Doctors admit C-section error in tragic baby's botched birth
TWO consultants have admitted to the parents of a baby deprived of oxygen at birth they should have performed a caesarean section earlier.
Baby Senan Michael Christopher Dodd was born at Mount Carmel Hospital, Dublin, on March 28, 2008.
There was a delay in performing the emergency birth procedure and the baby boy suffered severe brain damage due to oxygen deprivation, Dublin City Coroner's Court heard yesterday.
He died at the National Maternity Hospital, Holles Street, Dublin, on March 30, 2008.
Two consultants obstetricians, Dr Gerry Rafferty and Dr Valerie Donnelly, acknowledged yesterday the caesarean section should have been performed earlier.
Dr Rafferty said he contributed to the delay in delivering the baby and expressed his "profound apologies" to the baby's parents, David and Roberta Dodd.
Midwife Philomena Beglan, who broke down in tears in the witness box, told the court she called Dr Rafferty to review Roberta, at 4.45pm on March 28, due to lack of progress of labour, following an hour of active pushing.
The doctor said he gave the parents the option of a caesarean section or of an epidural with syntocinon, an agent used to speed up labour, after an examination and considering the trace of the fetal heartbeat.
Syntocinon and an epidural were administered.
But the doctor failed to look back at the trace of the foetal heartbeat, which indicated a slow heart rate at 2.45pm and another slow rate after pushing began.
He accepted he should have looked back on the record and said there were "a number of systems failures".
He told the inquest he should have, "been more direct and said a C-section was the way to go".
He agreed with counsel for the family, Bruce Antoniotti, that he did not tell the Dodds there was foetal distress because he failed to perceive it, as he failed to look back far enough on the trace.
The baby's heart rate was monitored intermittently, the court heard.
Dr Valerie Donnelly, who took over from Dr Rafferty, reviewed Mrs Dodd around 6.20pm after a prolonged period of slow foetal heart rate.
Dr Donnelly proceeded as planned and recommenced the syntocinon although it had been turned off by the midwife, who was preparing for a C-section.
"I regret I did not deliver the baby by C-section at that point.
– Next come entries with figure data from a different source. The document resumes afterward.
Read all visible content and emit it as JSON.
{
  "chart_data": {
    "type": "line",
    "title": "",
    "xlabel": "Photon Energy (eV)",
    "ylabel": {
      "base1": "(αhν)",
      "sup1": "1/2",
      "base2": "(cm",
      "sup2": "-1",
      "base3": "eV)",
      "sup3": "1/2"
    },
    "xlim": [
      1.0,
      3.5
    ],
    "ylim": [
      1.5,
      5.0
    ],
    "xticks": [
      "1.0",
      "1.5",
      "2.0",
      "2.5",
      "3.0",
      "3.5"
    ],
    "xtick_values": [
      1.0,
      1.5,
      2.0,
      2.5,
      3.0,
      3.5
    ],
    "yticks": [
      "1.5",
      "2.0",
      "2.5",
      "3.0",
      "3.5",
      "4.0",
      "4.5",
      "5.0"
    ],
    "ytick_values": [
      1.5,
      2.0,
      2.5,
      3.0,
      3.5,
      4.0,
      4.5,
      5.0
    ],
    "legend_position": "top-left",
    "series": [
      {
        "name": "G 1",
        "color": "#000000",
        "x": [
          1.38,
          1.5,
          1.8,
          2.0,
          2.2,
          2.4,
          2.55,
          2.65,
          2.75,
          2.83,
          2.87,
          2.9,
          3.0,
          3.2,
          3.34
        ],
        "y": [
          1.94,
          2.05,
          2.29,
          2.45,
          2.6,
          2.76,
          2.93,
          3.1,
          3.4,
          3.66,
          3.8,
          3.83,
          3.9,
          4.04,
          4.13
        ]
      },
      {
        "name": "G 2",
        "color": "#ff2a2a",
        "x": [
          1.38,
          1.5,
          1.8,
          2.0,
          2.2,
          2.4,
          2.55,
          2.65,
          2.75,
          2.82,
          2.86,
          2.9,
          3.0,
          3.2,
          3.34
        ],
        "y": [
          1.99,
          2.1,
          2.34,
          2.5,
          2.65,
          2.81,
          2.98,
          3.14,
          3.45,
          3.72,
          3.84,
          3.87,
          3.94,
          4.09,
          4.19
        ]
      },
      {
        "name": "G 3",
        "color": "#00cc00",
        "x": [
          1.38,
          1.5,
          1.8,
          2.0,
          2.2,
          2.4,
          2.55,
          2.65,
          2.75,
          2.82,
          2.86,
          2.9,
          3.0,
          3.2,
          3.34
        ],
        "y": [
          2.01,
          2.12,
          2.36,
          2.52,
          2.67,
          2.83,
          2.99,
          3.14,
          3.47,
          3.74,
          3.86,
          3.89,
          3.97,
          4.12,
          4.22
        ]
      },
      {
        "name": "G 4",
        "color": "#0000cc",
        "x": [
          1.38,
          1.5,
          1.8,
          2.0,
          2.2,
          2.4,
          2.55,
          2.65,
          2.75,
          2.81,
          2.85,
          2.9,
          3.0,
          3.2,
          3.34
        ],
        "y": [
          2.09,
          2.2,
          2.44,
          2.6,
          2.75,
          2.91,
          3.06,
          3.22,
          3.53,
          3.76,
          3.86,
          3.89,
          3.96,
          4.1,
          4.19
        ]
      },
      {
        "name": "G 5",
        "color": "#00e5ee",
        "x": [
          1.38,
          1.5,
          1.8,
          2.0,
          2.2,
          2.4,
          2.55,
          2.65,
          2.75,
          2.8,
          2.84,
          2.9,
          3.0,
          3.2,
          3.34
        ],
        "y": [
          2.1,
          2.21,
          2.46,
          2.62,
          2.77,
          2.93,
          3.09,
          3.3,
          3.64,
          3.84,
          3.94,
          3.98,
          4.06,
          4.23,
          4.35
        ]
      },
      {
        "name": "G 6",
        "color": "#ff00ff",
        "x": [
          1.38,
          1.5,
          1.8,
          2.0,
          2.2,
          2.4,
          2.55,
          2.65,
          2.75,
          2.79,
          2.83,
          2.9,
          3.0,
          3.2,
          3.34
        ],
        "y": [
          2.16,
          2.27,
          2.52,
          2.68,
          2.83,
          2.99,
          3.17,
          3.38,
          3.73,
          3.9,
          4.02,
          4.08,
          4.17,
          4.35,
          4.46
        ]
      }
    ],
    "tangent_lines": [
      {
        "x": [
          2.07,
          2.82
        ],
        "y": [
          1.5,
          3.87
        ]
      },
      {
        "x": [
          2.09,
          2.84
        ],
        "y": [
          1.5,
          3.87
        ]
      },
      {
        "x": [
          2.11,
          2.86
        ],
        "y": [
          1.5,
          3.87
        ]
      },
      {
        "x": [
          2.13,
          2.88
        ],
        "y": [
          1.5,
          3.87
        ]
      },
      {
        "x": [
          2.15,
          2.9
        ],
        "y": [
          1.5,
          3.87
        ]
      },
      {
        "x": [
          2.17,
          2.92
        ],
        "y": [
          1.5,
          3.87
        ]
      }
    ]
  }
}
I believe my delay in making the decision to deliver him by caesarean section has contributed to his death," said Dr Donnelly.
She agreed it was the "second occasion" during the delivery when a caesarean section should have been carried out.
Coroner Dr Brian Farrell recorded a verdict of death by medical misadventure.
He said there were a number of risk factors associated with the management of labour, in particularly in relation to the tracing of the foetal heartbeat and the delay to the caesarean section.
He said an external review should be carried out if it had not already been undertaken.
The inquest heard foetal blood sampling was not available at Mount Carmel at the time of the baby's birth.
Speaking after the inquest Mr Dodd, accompanied by his wife, said the verdict was all they could have hoped for.
He said they wanted to see the standards in Mount Carmel improving. "The errors were very basic," he said.
He added that after Senan was born he had to be taken to Holles Street Hospital because they didn't have the facilities in Mount Carmel.
"If most parents knew this they would go to Holles Street in the first place," he said.